Seares: Inventory of seized drugs: Are journalists required to join?

A “media man” and a prosecutor in Cebu were among the persons mentioned in a list released by Malacañang through the 888 hotline, according to an Aug. 12, 2018 column by Lloyd Suarez in Cebu Daily News.

The two local personalities were not identified as the report was still to be validated by R2 or intelligence arm of the police regional office. Most likely, it was still a raw tip or complaint, thus the need to verify it first.

But it raised to the surface the little known practice of the police to use journalists as witnesses to the inventory of illegal drugs seized or surrendered.

What law requires

Under Sec. 21 of Republic Act 9165 or Comprehensive Dangerous Drugs Act of 2002, immediately after seizure or surrender of illegal drugs, the suspected contraband shall be photographed and inventoried, which shall be witnessed and signed by the suspect or his lawyer or another person on his behalf and representatives from the Department of Justice, the media and an elected public official.

Who among the media? It’s not like the media collectively appoints a representative for the task. The law does not specify who from media is qualified to be a witness and from where: print, broadcast or digital; mainstream or social media; regular staff, contributor or block-timer; accredited or non-accredited.
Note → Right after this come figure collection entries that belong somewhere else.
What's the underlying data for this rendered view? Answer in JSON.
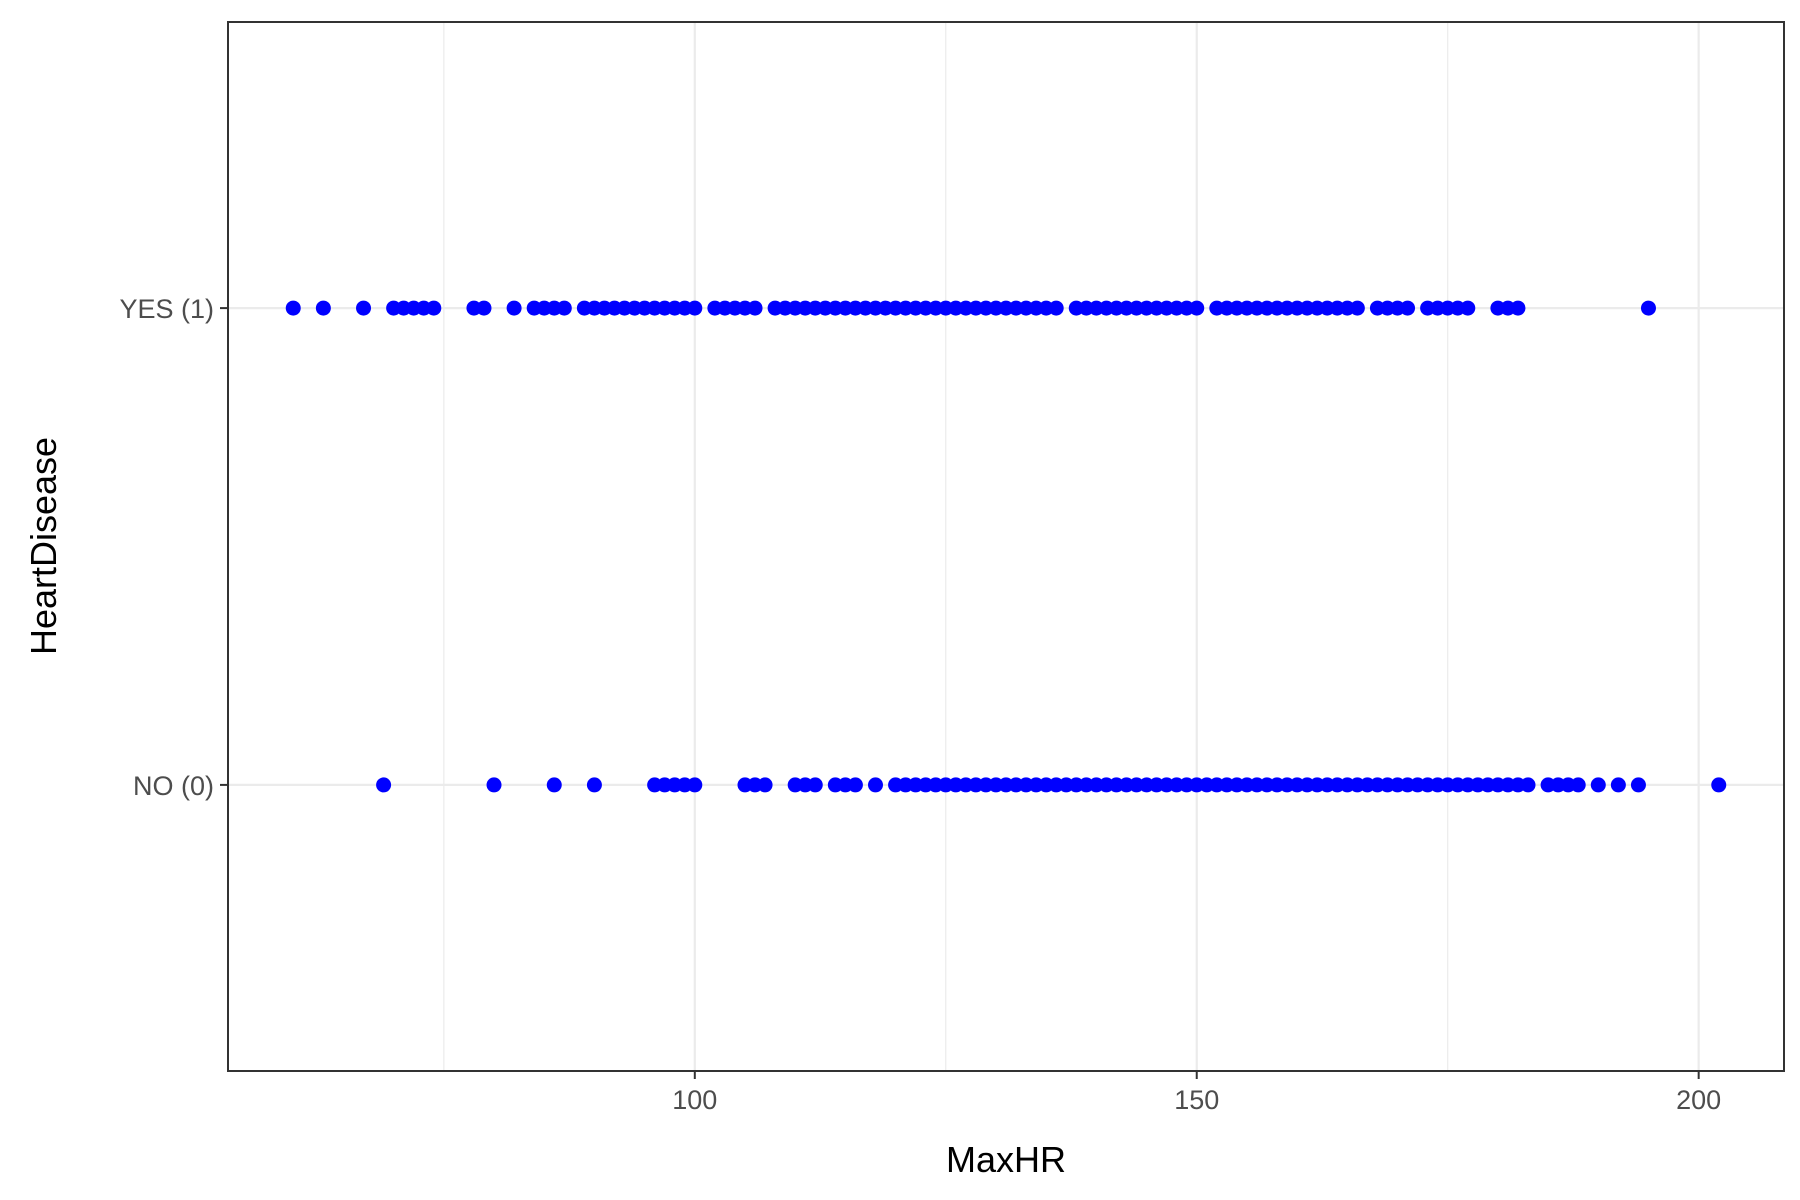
{
  "chart_data": {
    "type": "scatter",
    "title": "",
    "xlabel": "MaxHR",
    "ylabel": "HeartDisease",
    "xlim": [
      53.5,
      208.5
    ],
    "x_ticks": [
      100,
      150,
      200
    ],
    "x_minor_ticks": [
      75,
      125,
      175
    ],
    "y_categories": [
      "NO (0)",
      "YES (1)"
    ],
    "grid": true,
    "legend": "none",
    "point_color": "#0000ff",
    "series": [
      {
        "category": "YES (1)",
        "x": [
          60,
          63,
          67,
          70,
          71,
          72,
          73,
          74,
          78,
          79,
          82,
          84,
          85,
          86,
          87,
          89,
          90,
          91,
          92,
          93,
          94,
          95,
          96,
          97,
          98,
          99,
          100,
          102,
          103,
          104,
          105,
          106,
          108,
          109,
          110,
          111,
          112,
          113,
          114,
          115,
          116,
          117,
          118,
          119,
          120,
          121,
          122,
          123,
          124,
          125,
          126,
          127,
          128,
          129,
          130,
          131,
          132,
          133,
          134,
          135,
          136,
          138,
          139,
          140,
          141,
          142,
          143,
          144,
          145,
          146,
          147,
          148,
          149,
          150,
          152,
          153,
          154,
          155,
          156,
          157,
          158,
          159,
          160,
          161,
          162,
          163,
          164,
          165,
          166,
          168,
          169,
          170,
          171,
          173,
          174,
          175,
          176,
          177,
          180,
          181,
          182,
          195
        ]
      },
      {
        "category": "NO (0)",
        "x": [
          69,
          80,
          86,
          90,
          96,
          97,
          98,
          99,
          100,
          105,
          106,
          107,
          110,
          111,
          112,
          114,
          115,
          116,
          118,
          120,
          121,
          122,
          123,
          124,
          125,
          126,
          127,
          128,
          129,
          130,
          131,
          132,
          133,
          134,
          135,
          136,
          137,
          138,
          139,
          140,
          141,
          142,
          143,
          144,
          145,
          146,
          147,
          148,
          149,
          150,
          151,
          152,
          153,
          154,
          155,
          156,
          157,
          158,
          159,
          160,
          161,
          162,
          163,
          164,
          165,
          166,
          167,
          168,
          169,
          170,
          171,
          172,
          173,
          174,
          175,
          176,
          177,
          178,
          179,
          180,
          181,
          182,
          183,
          185,
          186,
          187,
          188,
          190,
          192,
          194,
          202
        ]
      }
    ]
  }
}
The penalty on drugs is stiff and the requirement of witnesses to the content and volume of the contraband may help enforce the law justly.

Absence of reps

What if the media person or any other representative required by the law were absent? The Supreme Court in the case of People vs. Sammy Umpang y Abdul (GR #190326 of April 25, 2012) said the absence of a witness or witnesses by itself does not invalidate the evidence.

The state needs only to show that it exerted efforts to get the witnesses and the lack of signatures on the inventory didn’t affect the “integrity” and “evidentiary value” of the confiscated items. Law enforcers who want to send the arrested persons to jail are diligent in securing the required witnesses.

Can’t be compelled

Which takes these questions up front:

• Can a media person be compelled to be a witness to the recording of the seizure or surrender of illegal drugs?
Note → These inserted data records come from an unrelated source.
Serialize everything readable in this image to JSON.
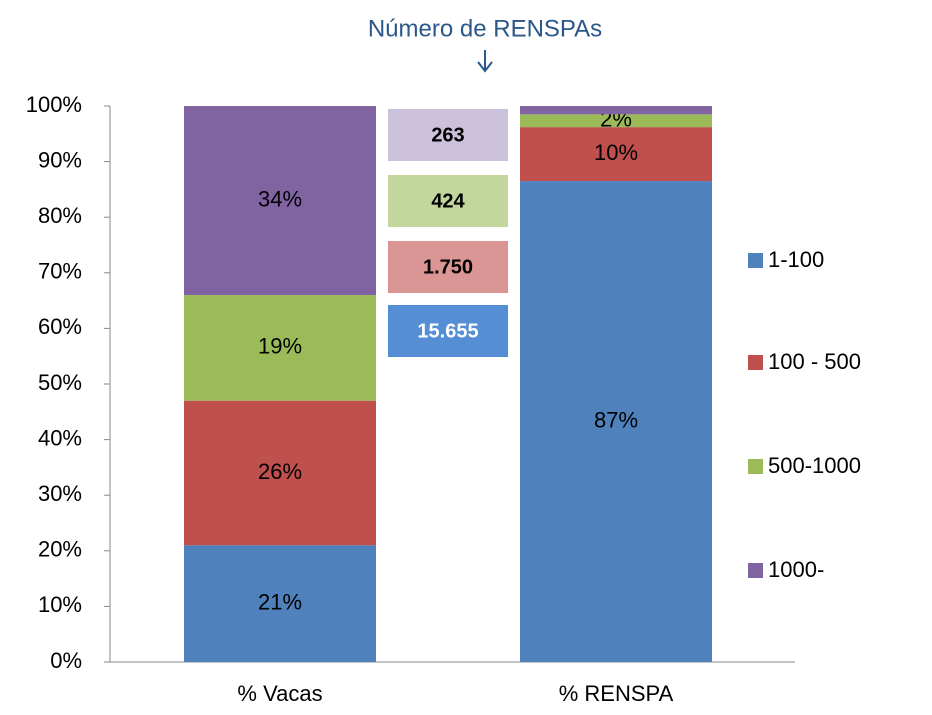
{
  "chart_data": {
    "type": "stacked_bar",
    "title": "Número de RENSPAs",
    "categories": [
      "% Vacas",
      "% RENSPA"
    ],
    "series": [
      {
        "name": "1-100",
        "color": "#4f81bd",
        "values": [
          21,
          86.5
        ],
        "value_labels": [
          "21%",
          "87%"
        ]
      },
      {
        "name": "100 - 500",
        "color": "#c0504d",
        "values": [
          26,
          9.7
        ],
        "value_labels": [
          "26%",
          "10%"
        ]
      },
      {
        "name": "500-1000",
        "color": "#9bbb59",
        "values": [
          19,
          2.3
        ],
        "value_labels": [
          "19%",
          "2%"
        ]
      },
      {
        "name": "1000-",
        "color": "#8064a2",
        "values": [
          34,
          1.5
        ],
        "value_labels": [
          "34%",
          null
        ]
      }
    ],
    "ylim": [
      0,
      100
    ],
    "yticks": [
      {
        "value": 0,
        "label": "0%"
      },
      {
        "value": 10,
        "label": "10%"
      },
      {
        "value": 20,
        "label": "20%"
      },
      {
        "value": 30,
        "label": "30%"
      },
      {
        "value": 40,
        "label": "40%"
      },
      {
        "value": 50,
        "label": "50%"
      },
      {
        "value": 60,
        "label": "60%"
      },
      {
        "value": 70,
        "label": "70%"
      },
      {
        "value": 80,
        "label": "80%"
      },
      {
        "value": 90,
        "label": "90%"
      },
      {
        "value": 100,
        "label": "100%"
      }
    ],
    "legend": "right",
    "annotations": [
      {
        "text": "263",
        "color": "#ccc1da",
        "text_color": "#000000"
      },
      {
        "text": "424",
        "color": "#c3d69b",
        "text_color": "#000000"
      },
      {
        "text": "1.750",
        "color": "#d99694",
        "text_color": "#000000"
      },
      {
        "text": "15.655",
        "color": "#558ed5",
        "text_color": "#ffffff"
      }
    ]
  }
}
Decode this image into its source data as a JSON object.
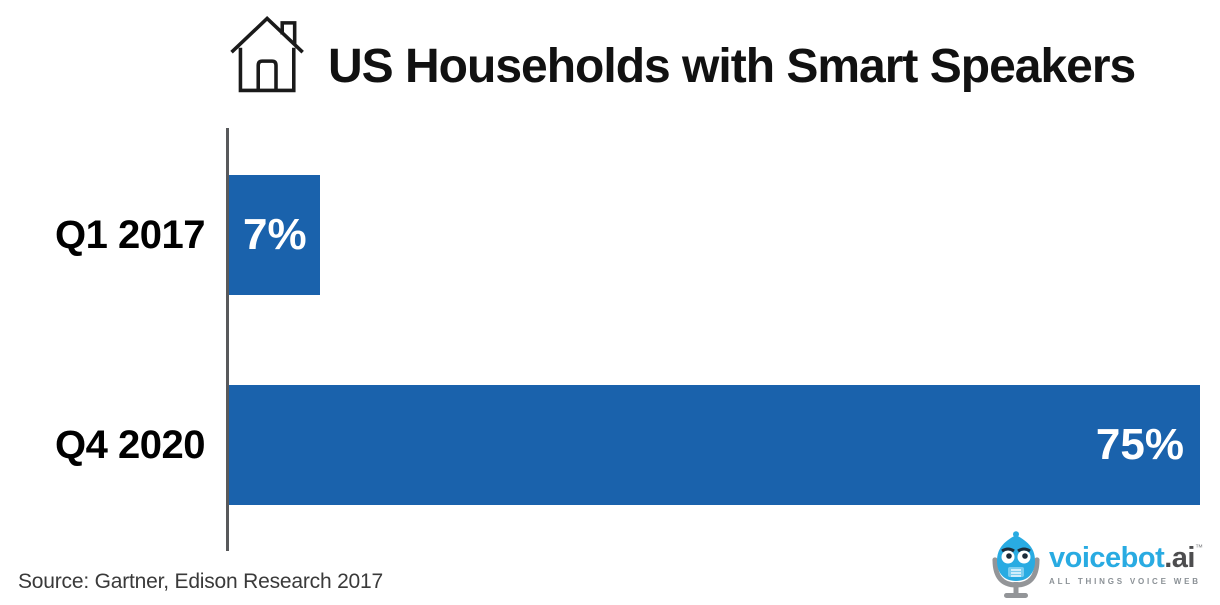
{
  "title": "US Households with Smart Speakers",
  "source_note": "Source: Gartner, Edison Research 2017",
  "colors": {
    "bar": "#1A62AC",
    "axis": "#58595B",
    "bar_value_text": "#FFFFFF",
    "category_label_text": "#000000",
    "title_text": "#111111",
    "source_text": "#3A3A3A",
    "logo_brand": "#29ABE2",
    "logo_suffix": "#4D4D4F",
    "logo_tagline": "#8B9196"
  },
  "icons": {
    "title_icon": "house-icon",
    "logo_icon": "voicebot-robot-mascot"
  },
  "logo": {
    "brand": "voicebot",
    "suffix": ".ai",
    "trademark": "™",
    "tagline": "ALL THINGS VOICE WEB"
  },
  "chart_data": {
    "type": "bar",
    "orientation": "horizontal",
    "title": "US Households with Smart Speakers",
    "categories": [
      "Q1 2017",
      "Q4 2020"
    ],
    "values": [
      7,
      75
    ],
    "value_labels": [
      "7%",
      "75%"
    ],
    "value_label_align": [
      "start",
      "end"
    ],
    "xlim": [
      0,
      75
    ],
    "xlabel": "",
    "ylabel": "",
    "grid": false,
    "legend": false,
    "source": "Source: Gartner, Edison Research 2017"
  }
}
No, the law doesn’t say so. Except probably from a sense of civic duty, although his journalism work to a large extent already helps the community, And the journalist may need to get permission of his editor or manager as time would be taken off from his basic work.
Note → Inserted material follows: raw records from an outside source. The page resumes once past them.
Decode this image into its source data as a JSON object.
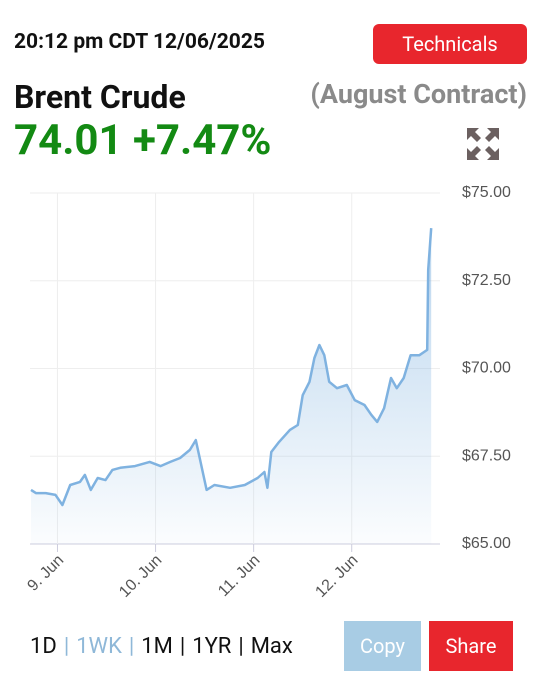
{
  "header": {
    "timestamp": "20:12 pm CDT 12/06/2025",
    "technicals_button": "Technicals",
    "name": "Brent Crude",
    "contract": "(August Contract)",
    "price": "74.01",
    "change": "+7.47%"
  },
  "chart_data": {
    "type": "area",
    "color": "#7fb2e0",
    "x": [
      8.73,
      8.78,
      8.88,
      8.98,
      9.05,
      9.13,
      9.23,
      9.28,
      9.34,
      9.41,
      9.49,
      9.56,
      9.64,
      9.79,
      9.94,
      10.05,
      10.15,
      10.25,
      10.35,
      10.41,
      10.45,
      10.52,
      10.6,
      10.76,
      10.91,
      11.04,
      11.11,
      11.14,
      11.18,
      11.26,
      11.37,
      11.45,
      11.5,
      11.57,
      11.62,
      11.67,
      11.72,
      11.77,
      11.85,
      11.95,
      12.03,
      12.13,
      12.2,
      12.26,
      12.33,
      12.4,
      12.46,
      12.53,
      12.6,
      12.69,
      12.77,
      12.78,
      12.81
    ],
    "values": [
      66.54,
      66.45,
      66.45,
      66.4,
      66.11,
      66.68,
      66.77,
      66.97,
      66.54,
      66.88,
      66.82,
      67.11,
      67.17,
      67.22,
      67.34,
      67.22,
      67.34,
      67.45,
      67.68,
      67.96,
      67.45,
      66.54,
      66.68,
      66.6,
      66.68,
      66.88,
      67.05,
      66.6,
      67.62,
      67.91,
      68.25,
      68.39,
      69.24,
      69.62,
      70.3,
      70.67,
      70.38,
      69.62,
      69.44,
      69.53,
      69.1,
      68.96,
      68.68,
      68.48,
      68.87,
      69.73,
      69.44,
      69.73,
      70.38,
      70.38,
      70.53,
      72.81,
      74.0
    ],
    "xlim": [
      8.72,
      12.9
    ],
    "xticks": [
      {
        "value": 9,
        "label": "9. Jun"
      },
      {
        "value": 10,
        "label": "10. Jun"
      },
      {
        "value": 11,
        "label": "11. Jun"
      },
      {
        "value": 12,
        "label": "12. Jun"
      }
    ],
    "ylim": [
      65,
      75
    ],
    "yticks": [
      {
        "value": 65,
        "label": "$65.00"
      },
      {
        "value": 67.5,
        "label": "$67.50"
      },
      {
        "value": 70,
        "label": "$70.00"
      },
      {
        "value": 72.5,
        "label": "$72.50"
      },
      {
        "value": 75,
        "label": "$75.00"
      }
    ],
    "grid": true
  },
  "range": {
    "options": [
      "1D",
      "1WK",
      "1M",
      "1YR",
      "Max"
    ],
    "separator": "|"
  },
  "actions": {
    "copy": "Copy",
    "share": "Share"
  }
}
Unlike the DOJ rep or the elected official, a journalist is not part of the government machinery. The journo may beg off from the job of witnessing the seizure. In contrast, barangay officials in Ermita, Cebu City could not: they were sued and suspended for failing or refusing to act as such witnesses.

• May a media person ask for or accept an allowance or stipend for his time and energy?

Lloyd Suarez in his column said the president of a group of beat reporters covering the police and other law enforcers had suggested to the agencies that journalists who witness an inventory be given “gas money” for their trouble. The “media man” who was named in the Malacañang hotline as a recipient of “weekly payola” denied to Lloyd that he was in the PDEA payroll. At most, the “media man” admitted, he received P500-P1,000 allowance each time he witnessed an inventory.

Subsidy, situation

The sticky situation created by the subsidy, petty as the amount may be, provides a valid reason not to join the government task. The witness ties himself to the duty of defending his signature and what it signifies in court. Worse, he may be exposed to the risk of being associated with law enforcers who are vulnerable to the wiles of, if not assault by, drug traffickers.

But on witnessing the inventory, the decision rests on the news outlet manager and, ultimately, the journalist himself: whether a news reporter must take time off from media work to take part in the government function.